In his statements as an MPC member at the 151st MPC Meeting of March 25 – 26, 2024, the CBN Deputy Governor in charge of the Financial System Stability Directorate, Philip Ikeazor, has also argued that given the poor contribution to growth and vulnerability to rate hikes of the oil and manufacturing sectors of the economy, consecutive aggressive tightening of interest rate will further depress the economy.
Ikeazor said: “The pressure point is already manifesting, as indicated in the projected contraction of PMI in the industrial sector by 7.1 index points occasioned by rising input cost and low-capacity utilisation.”
Another member of the MPC, a senior fellow and director of the Africa Growth Initiative in the Global Economy and Development Programme at Brookings, Aloysius Uche Ordu, in his statement, emphasised that hiking interest rates impact consumer spending and business investments, as reflected in the composite purchasing managers’ index in February 2024.
He argued that substantive progress in addressing the supply-chain issues and other cost-push factors is needed to minimise the risk that inflation might remain high for long, adding that such an outcome will make life difficult for Nigerians and damage the functioning of the economy.
“To allow higher inflation to become entrenched in people’s expectations would make it much more expensive to reduce later through even higher interest rates, larger output losses and higher unemployment,” he said.

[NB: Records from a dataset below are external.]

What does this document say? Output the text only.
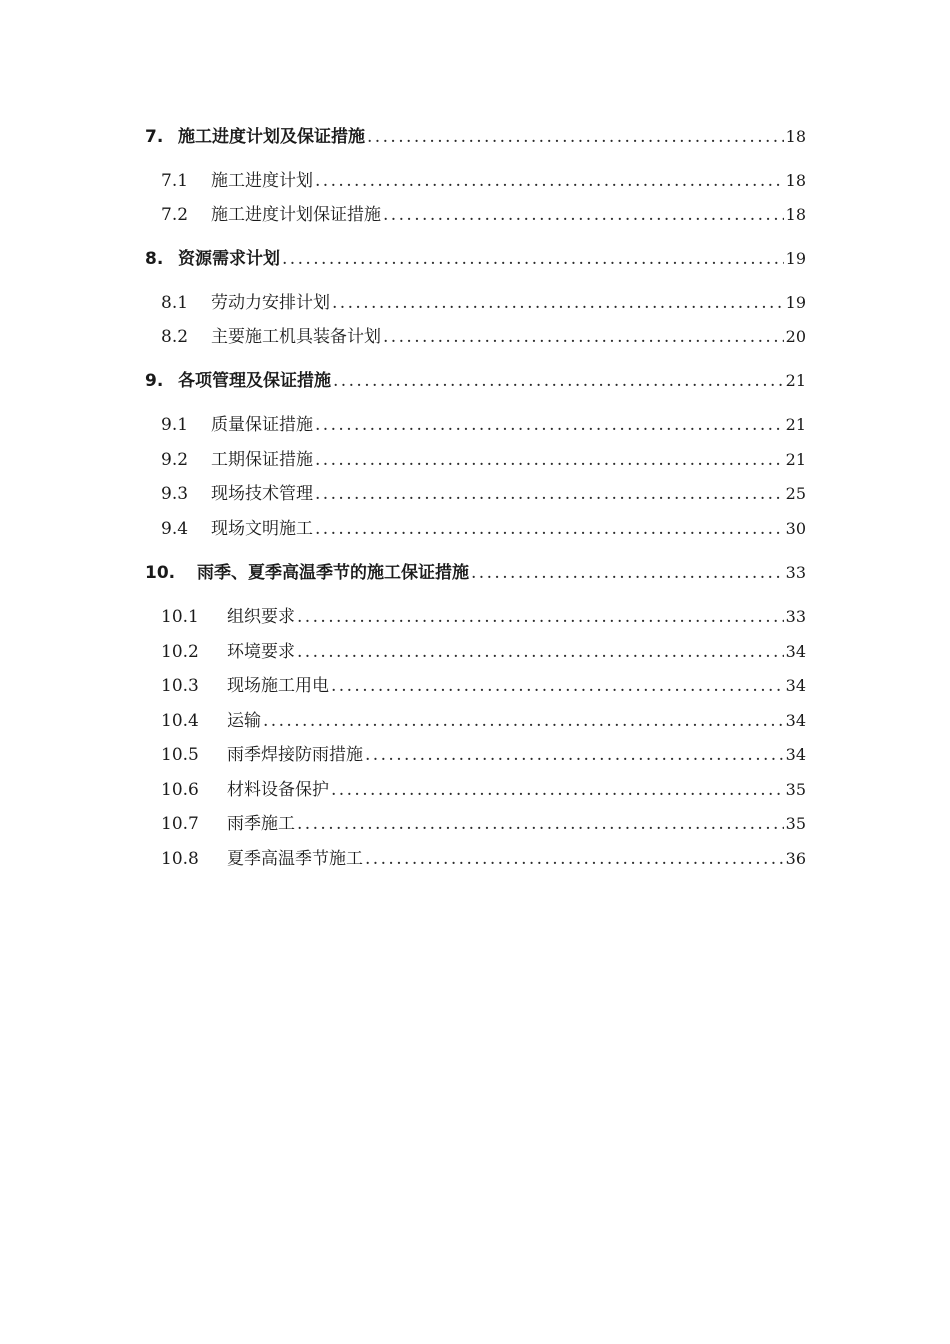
7. 施工进度计划及保证措施 .....	18
7.1	施工进度计划 .....	18
7.2	施工进度计划保证措施 .....	18
8. 资源需求计划 .....	19
8.1	劳动力安排计划 .....	19
8.2	主要施工机具装备计划 .....	20
9. 各项管理及保证措施 .....	21
9.1	质量保证措施 .....	21
9.2	工期保证措施 .....	21
9.3	现场技术管理 .....	25
9.4	现场文明施工 .....	30
10.	雨季、夏季高温季节的施工保证措施 .....	33
10.1	组织要求 .....	33
10.2	环境要求 .....	34
10.3	现场施工用电 .....	34
10.4	运输 .....	34
10.5	雨季焊接防雨措施 .....	34
10.6	材料设备保护 .....	35
10.7	雨季施工 .....	35
10.8	夏季高温季节施工 .....	36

The concerns of Ikeazor were further highlighted by CBN Governor and Chairman of the MPC, Olayemi Cardoso in his personal statement when he argued that, “If such a hyperinflationary scenario is to become reality, available options to control inflation could be severely constrained.”
Cardoso noted that the facts presented to the MPC clearly indicate that the monetary factors contributing to inflation are diminishing in significance.